Sickle Cell Anemia
Dr. Larry Nixon and his wife Dee are grateful that their six-year-old son Jaden has never needed a blood transfusion. But they know blood needs to be available if he should ever need it. Jaden has sickle cell disease. For most cases of sickle cell disease, blood transfusions are needed to help control pain crisis and prevent strokes. Dr. Nixon worries that it is only a matter of time before Jaden will need blood.
Dr. Nixon said, speaking with grim concern, “Statistically there is a great chance Jaden will need blood transfusions in the future.”
“Blood donors make a difference in the sickle cell community,” adds Mrs.

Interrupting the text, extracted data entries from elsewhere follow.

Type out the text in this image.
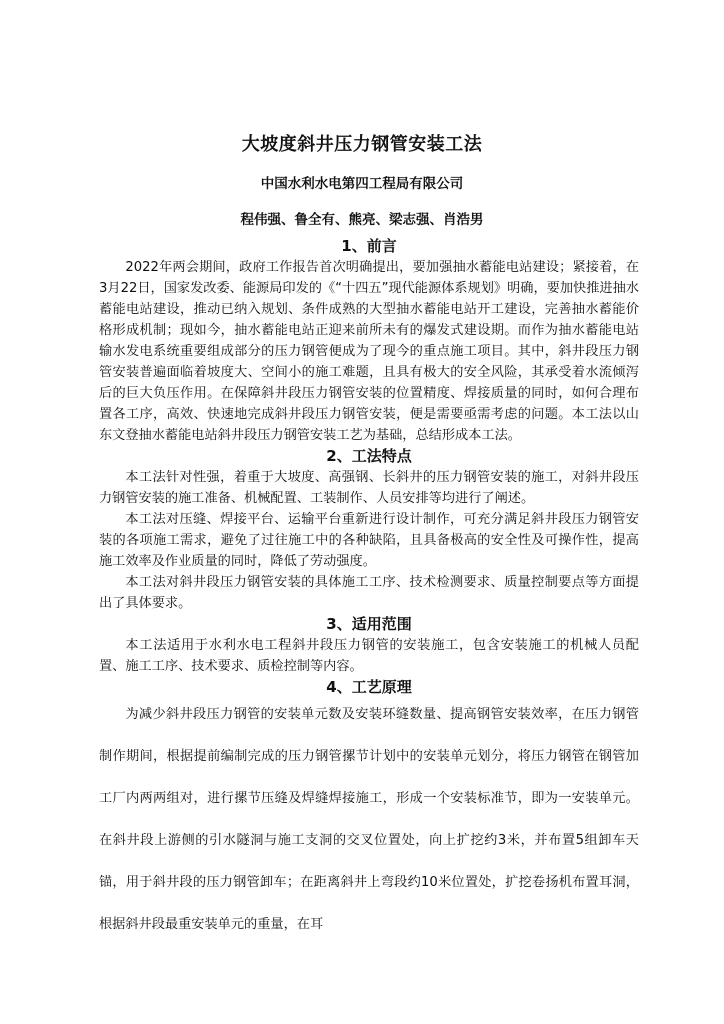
大坡度斜井压力钢管安装工法
中国水利水电第四工程局有限公司
程伟强、鲁全有、熊亮、梁志强、肖浩男
1、前言

2022年两会期间，政府工作报告首次明确提出，要加强抽水蓄能电站建设；紧接着，在3月22日，国家发改委、能源局印发的《“十四五”现代能源体系规划》明确，要加快推进抽水蓄能电站建设，推动已纳入规划、条件成熟的大型抽水蓄能电站开工建设，完善抽水蓄能价格形成机制；现如今，抽水蓄能电站正迎来前所未有的爆发式建设期。而作为抽水蓄能电站输水发电系统重要组成部分的压力钢管便成为了现今的重点施工项目。其中，斜井段压力钢管安装普遍面临着坡度大、空间小的施工难题，且具有极大的安全风险，其承受着水流倾泻后的巨大负压作用。在保障斜井段压力钢管安装的位置精度、焊接质量的同时，如何合理布置各工序，高效、快速地完成斜井段压力钢管安装，便是需要亟需考虑的问题。本工法以山东文登抽水蓄能电站斜井段压力钢管安装工艺为基础，总结形成本工法。

2、工法特点

本工法针对性强，着重于大坡度、高强钢、长斜井的压力钢管安装的施工，对斜井段压力钢管安装的施工准备、机械配置、工装制作、人员安排等均进行了阐述。

本工法对压缝、焊接平台、运输平台重新进行设计制作，可充分满足斜井段压力钢管安装的各项施工需求，避免了过往施工中的各种缺陷，且具备极高的安全性及可操作性，提高施工效率及作业质量的同时，降低了劳动强度。

本工法对斜井段压力钢管安装的具体施工工序、技术检测要求、质量控制要点等方面提出了具体要求。

3、适用范围

本工法适用于水利水电工程斜井段压力钢管的安装施工，包含安装施工的机械人员配置、施工工序、技术要求、质检控制等内容。

4、工艺原理

为减少斜井段压力钢管的安装单元数及安装环缝数量、提高钢管安装效率，在压力钢管制作期间，根据提前编制完成的压力钢管摞节计划中的安装单元划分，将压力钢管在钢管加工厂内两两组对，进行摞节压缝及焊缝焊接施工，形成一个安装标准节，即为一安装单元。在斜井段上游侧的引水隧洞与施工支洞的交叉位置处，向上扩挖约3米，并布置5组卸车天锚，用于斜井段的压力钢管卸车；在距离斜井上弯段约10米位置处，扩挖卷扬机布置耳洞，根据斜井段最重安装单元的重量，在耳
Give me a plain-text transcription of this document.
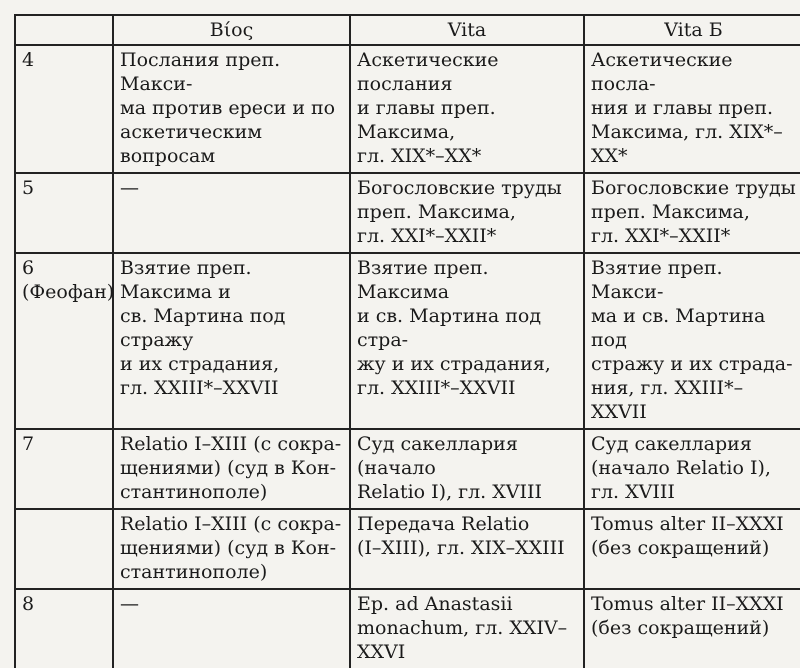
	Βίος	Vita	Vita Б
4	Послания преп. Макси-
ма против ереси и по
аскетическим вопросам	Аскетические послания
и главы преп. Максима,
гл. XIX*–XX*	Аскетические посла-
ния и главы преп.
Максима, гл. XIX*–
XX*
5	—	Богословские труды
преп. Максима,
гл. XXI*–XXII*	Богословские труды
преп. Максима,
гл. XXI*–XXII*
6
(Феофан)	Взятие преп. Максима и
св. Мартина под стражу
и их страдания,
гл. XXIII*–XXVII	Взятие преп. Максима
и св. Мартина под стра-
жу и их страдания,
гл. XXIII*–XXVII	Взятие преп. Макси-
ма и св. Мартина под
стражу и их страда-
ния, гл. XXIII*–
XXVII
7	Relatio I–XIII (с сокра-
щениями) (суд в Кон-
стантинополе)	Суд сакеллария (начало
Relatio I), гл. XVIII	Суд сакеллария
(начало Relatio I),
гл. XVIII
	Relatio I–XIII (с сокра-
щениями) (суд в Кон-
стантинополе)	Передача Relatio
(I–XIII), гл. XIX–XXIII	Tomus alter II–XXXI
(без сокращений)
8	—	Ep. ad Anastasii
monachum, гл. XXIV–
XXVI	Tomus alter II–XXXI
(без сокращений)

Nixon. “We donate because there are other families which blood donations impact. Many children with sickle cell need regular blood transfusions.”
Currently, the only cure for sickle cell is a bone marrow transplant, which requires an exact match. Until another cure is available, people suffering from the disease live in hope that a donor match is found and that the blood they need to combat their illness is available when they need it.
In the meantime, Jaden is an active little boy who enjoys video games and playing the violin and drums.
Watching his son, Dr. Nixon muses: “Where will you be when Jaden needs blood?”
The Nixons are the founders of the Cure Sickle Cell Foundation, and work to educate the community about the disease, treatments and the need for a cure. Mississippi Blood Services has started the “Make A Connection” program, which encourages African Americans to donate blood.